Действительно, многие архивные досье увидели свет. Судебные дела артистов, писателей и политических деятелей, павших жертвами репрессий, например дела Исаака Бабеля, Всеволода Мейерхольда или Николая Бухарина, были открыты КГБ и опубликованы в московских периодических изданиях или отдельными книгами на Западе1. Благодаря документам, собранным следственной комиссией и переданным средствам массовой информации, широкую огласку получила трагедия Катыни, когда в апреле 1940 года тысячи польских офицеров были убиты и захоронены в лесах Смоленщины. Общественность узнала, что к этому злодеянию нацисты не были причастны, как на протяжении долгих лет утверждал советский режим. Смертный приговор полякам был вынесен лично Сталиным и приведен в исполнение по приказу Лаврентия Берия, в то время возглавлявшего НКВД2. Кронштадтский мятеж, коллективизация, договор о дружбе Сталина с Гитлером, война в Корее, судьба американцев, задержанных в СССР, - все эти некогда запретные темы советской истории отныне стали трактоваться в свете новых документов и данных различных источников1.
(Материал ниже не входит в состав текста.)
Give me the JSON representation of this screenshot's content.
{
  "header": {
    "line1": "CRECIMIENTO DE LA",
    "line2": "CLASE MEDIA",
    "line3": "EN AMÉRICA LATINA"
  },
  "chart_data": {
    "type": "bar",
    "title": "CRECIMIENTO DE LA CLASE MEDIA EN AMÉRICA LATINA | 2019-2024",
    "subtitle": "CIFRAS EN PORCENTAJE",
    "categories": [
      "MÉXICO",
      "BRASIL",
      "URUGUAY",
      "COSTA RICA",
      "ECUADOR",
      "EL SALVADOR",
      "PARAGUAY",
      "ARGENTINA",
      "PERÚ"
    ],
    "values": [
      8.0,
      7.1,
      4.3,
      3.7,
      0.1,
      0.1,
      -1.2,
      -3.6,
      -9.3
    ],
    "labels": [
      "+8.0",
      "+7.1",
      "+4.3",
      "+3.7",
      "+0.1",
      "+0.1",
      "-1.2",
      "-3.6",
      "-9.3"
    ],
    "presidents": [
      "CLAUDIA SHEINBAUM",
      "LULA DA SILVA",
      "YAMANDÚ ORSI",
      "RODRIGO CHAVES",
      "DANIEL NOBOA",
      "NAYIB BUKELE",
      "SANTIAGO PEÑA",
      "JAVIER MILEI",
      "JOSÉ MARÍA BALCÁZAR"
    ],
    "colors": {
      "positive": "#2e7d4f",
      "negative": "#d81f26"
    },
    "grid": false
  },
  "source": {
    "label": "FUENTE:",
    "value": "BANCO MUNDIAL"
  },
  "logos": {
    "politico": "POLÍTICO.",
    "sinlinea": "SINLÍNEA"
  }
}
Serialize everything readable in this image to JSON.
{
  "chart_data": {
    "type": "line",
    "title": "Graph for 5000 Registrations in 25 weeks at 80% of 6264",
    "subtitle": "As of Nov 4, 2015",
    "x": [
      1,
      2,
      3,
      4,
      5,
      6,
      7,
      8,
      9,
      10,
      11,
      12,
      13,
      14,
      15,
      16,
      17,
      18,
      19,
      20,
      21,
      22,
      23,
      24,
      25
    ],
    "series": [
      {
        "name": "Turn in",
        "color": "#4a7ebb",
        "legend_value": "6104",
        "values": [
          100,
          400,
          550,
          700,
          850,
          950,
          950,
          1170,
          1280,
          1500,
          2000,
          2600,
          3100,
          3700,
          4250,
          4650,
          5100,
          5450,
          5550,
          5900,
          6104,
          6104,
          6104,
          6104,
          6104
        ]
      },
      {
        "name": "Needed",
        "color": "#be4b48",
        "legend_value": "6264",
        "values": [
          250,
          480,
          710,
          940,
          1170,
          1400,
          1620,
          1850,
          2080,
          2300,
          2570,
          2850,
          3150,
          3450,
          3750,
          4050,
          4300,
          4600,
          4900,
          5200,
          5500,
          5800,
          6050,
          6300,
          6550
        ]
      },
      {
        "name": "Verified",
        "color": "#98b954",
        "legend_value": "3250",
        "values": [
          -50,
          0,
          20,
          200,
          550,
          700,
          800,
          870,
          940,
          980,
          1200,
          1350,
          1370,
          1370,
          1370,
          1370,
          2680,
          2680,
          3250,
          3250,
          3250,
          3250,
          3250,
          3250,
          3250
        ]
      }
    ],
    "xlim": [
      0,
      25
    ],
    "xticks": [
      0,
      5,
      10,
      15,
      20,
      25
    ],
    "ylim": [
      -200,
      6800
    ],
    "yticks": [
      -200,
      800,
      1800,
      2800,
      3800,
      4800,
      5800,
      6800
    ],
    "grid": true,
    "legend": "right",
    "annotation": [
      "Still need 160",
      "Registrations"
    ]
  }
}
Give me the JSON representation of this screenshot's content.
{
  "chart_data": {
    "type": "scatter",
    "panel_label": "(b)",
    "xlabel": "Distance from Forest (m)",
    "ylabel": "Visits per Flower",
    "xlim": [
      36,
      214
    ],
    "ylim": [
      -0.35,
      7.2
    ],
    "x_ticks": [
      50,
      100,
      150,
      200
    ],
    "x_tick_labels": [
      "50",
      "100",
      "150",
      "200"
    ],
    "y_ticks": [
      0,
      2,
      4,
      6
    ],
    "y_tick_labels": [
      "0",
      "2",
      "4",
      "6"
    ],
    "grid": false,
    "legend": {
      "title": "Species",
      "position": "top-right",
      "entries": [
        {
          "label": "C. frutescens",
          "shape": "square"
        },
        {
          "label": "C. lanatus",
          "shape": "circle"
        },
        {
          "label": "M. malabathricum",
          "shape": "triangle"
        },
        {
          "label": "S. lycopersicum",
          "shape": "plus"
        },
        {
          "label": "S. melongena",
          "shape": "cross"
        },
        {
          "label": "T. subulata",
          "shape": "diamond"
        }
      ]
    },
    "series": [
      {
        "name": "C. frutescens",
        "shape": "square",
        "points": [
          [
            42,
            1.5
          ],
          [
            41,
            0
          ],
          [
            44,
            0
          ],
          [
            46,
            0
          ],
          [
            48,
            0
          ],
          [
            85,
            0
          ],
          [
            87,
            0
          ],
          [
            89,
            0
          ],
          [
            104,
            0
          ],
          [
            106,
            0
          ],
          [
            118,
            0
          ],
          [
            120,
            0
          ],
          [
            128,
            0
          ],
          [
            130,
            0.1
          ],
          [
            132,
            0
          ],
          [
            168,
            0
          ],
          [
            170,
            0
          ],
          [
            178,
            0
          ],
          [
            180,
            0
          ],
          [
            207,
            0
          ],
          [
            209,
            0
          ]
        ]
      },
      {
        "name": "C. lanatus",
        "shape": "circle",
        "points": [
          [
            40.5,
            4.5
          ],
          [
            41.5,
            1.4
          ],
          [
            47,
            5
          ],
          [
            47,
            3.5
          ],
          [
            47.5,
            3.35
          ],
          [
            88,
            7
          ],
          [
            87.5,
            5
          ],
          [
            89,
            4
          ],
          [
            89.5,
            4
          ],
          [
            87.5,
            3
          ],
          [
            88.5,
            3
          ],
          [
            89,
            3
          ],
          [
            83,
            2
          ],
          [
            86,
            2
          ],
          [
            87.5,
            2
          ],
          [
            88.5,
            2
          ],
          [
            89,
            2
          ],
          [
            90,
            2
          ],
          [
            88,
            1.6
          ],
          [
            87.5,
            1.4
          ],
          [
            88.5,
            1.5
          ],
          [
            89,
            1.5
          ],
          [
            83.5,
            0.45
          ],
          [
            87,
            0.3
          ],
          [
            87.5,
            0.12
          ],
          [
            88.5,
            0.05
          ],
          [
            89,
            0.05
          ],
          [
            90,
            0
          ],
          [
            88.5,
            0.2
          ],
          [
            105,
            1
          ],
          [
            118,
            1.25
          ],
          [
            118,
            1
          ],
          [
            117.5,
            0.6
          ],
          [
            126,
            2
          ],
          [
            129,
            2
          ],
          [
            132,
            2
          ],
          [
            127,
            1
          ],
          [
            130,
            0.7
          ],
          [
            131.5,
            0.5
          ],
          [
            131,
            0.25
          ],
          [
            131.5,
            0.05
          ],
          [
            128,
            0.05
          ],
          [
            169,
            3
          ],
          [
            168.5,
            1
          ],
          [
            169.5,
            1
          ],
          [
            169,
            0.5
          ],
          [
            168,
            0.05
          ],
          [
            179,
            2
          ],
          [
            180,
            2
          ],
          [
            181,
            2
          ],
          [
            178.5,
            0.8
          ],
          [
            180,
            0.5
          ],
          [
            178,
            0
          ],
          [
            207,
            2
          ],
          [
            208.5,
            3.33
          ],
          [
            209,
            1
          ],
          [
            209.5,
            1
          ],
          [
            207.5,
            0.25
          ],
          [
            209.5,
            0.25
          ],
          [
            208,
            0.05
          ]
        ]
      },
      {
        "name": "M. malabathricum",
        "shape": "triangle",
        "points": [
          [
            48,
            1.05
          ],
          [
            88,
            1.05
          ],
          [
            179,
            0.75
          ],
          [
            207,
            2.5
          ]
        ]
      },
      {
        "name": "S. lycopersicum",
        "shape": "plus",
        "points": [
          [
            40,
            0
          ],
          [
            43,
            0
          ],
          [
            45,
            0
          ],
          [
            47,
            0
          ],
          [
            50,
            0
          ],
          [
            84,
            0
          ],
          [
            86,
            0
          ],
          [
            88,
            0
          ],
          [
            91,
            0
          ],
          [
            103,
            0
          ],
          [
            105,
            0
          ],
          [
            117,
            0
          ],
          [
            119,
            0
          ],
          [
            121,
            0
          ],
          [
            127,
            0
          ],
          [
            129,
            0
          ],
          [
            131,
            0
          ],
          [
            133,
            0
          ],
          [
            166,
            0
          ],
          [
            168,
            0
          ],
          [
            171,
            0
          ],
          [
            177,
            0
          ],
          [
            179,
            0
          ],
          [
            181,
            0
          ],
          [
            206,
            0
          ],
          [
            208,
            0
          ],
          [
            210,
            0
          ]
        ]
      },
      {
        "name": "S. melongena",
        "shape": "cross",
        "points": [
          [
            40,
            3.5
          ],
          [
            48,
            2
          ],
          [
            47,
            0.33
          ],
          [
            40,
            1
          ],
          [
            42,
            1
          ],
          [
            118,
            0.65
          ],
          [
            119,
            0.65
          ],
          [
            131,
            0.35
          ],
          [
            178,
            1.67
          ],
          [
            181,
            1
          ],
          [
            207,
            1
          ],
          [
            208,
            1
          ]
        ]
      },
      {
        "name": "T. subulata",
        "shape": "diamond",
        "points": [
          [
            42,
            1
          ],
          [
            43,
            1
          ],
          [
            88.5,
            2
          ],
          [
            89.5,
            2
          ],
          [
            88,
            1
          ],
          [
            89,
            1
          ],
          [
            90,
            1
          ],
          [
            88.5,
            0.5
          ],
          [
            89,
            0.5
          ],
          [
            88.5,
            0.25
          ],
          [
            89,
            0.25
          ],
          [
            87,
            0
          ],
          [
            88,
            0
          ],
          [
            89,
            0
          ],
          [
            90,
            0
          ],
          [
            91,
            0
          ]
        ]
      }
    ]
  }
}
Однако другие темы по-прежнему вызывали много вопросов. Был ли Ленин отравлен? Сотрудничал ли до революции 1917 года Сталин с царской охранкой? Отдавал ли Сталин приказ убить Кирова? Максима Горького? Был ли он сам убит? Мы перечислили только несколько жутких вопросов, касающихся сталинского периода и по-прежнему остающихся невыясненными. Кроме того, возникают другие многочисленные вопросы, относящиеся к советскому периоду в целом, ответы на которые никогда не содержались ни в неопровержимых документах, ни в полномочных заявлениях, ни в материалах уголовных дел. Но даже если и появляются документы подобного рода, то это не значит, что все проясняется. Документы и заявления порождают новые вопросы, а каждая вещь требует пояснения.
Поэтому желание увидеть триумф документов не было полностью удовлетворено,тем более что кое-кто, питая тягу к запрету, начал понемногу "спускать дело на тормозах".
Святая святых. Дело атомной бомбы
Никто не ожидал увидеть опубликованным досье о советском атомном шпионаже. В начале и середине периода гласности не было даже и намека на возможное рассекречивание этого досье. В конце концов, не составляло ли оно святая святых безопасности государства, национальной обороны? Любая мысль о рассекречивании данного досье немедленно вызывала волну аргументов "против".
Во-первых, досье содержит описание устройств, способных уничтожить целые города и, следовательно, превратить ничтожного диктатора, одержимого манией величия, в угрозу для всего человечества. Кто может дать гарантию, что подобные технические описания не в состоянии помочь физику из лаборатории диктатора решить проблему? Во-вторых, в досье названы имена живых или мертвых, чья репутация могла бы быть скомпрометирована. Вы, конечно, можете изменить имена, однако контекст все расставит по своим местам. В-третьих, из досье становится известно о методах работы спецслужб, а ведь некоторые из них еще не утратили своей актуальности. К тому же там называются коды, псевдонимы, документация. Можно ли обо всем этом не упоминать в прессе, равно как и об именах, и о важной технической информации? Если да, то что же останется? В-четвертых, секреты зарубежных государств, вероятно, способны вступить в противоречие с официальной историей, вызвать возмущение широкой общественности и ухудшить международную обстановку. Наконец, это досье может таить в себе доказательства успехов НКВД-КГБ в области атомного шпионажа, что заставит переоценить достижения советской науки и по-другому отнестись к наградам, врученным ее героям.
Итак, существуют по меньшей мере пять причин, по которым досье о советской атомной бомбе не следовало бы раскрывать. Однако в специфических условиях гласности последнего периода пятая причина как раз и послужила основным мотивом для рассекречивания досье.
В январе 1988 года Советский Союз отмечал 85-летие Игоря Курчатова, знаменитого директора Лаборатории-2, где была создана советская атомная бомба. Во время одной из телевизионных передач о великом физике, скончавшемся в 1960 году, ныне здравствующие коллеги назвали его "отцом советской атомной бомбы". Юлий Харитон, Георгий Флёров, Анатолий Александров и многие другие сказали миллионам телезрителей, что Борода, как уважительно называли Курчатова друзья, неуклонно вел программу по созданию атомной бомбы к успеху, хотя ему приходилось работать в стране, разоренной войной, имея в своем распоряжении минимально развитую технологическую инфраструктуру. В подобных условиях он с удивительной прозорливостью решил невероятно сложные проблемы за неизмеримо меньший срок, чем его американские коллеги, трудившиеся в идеальных условиях и получавшие неограниченные финансовые средства.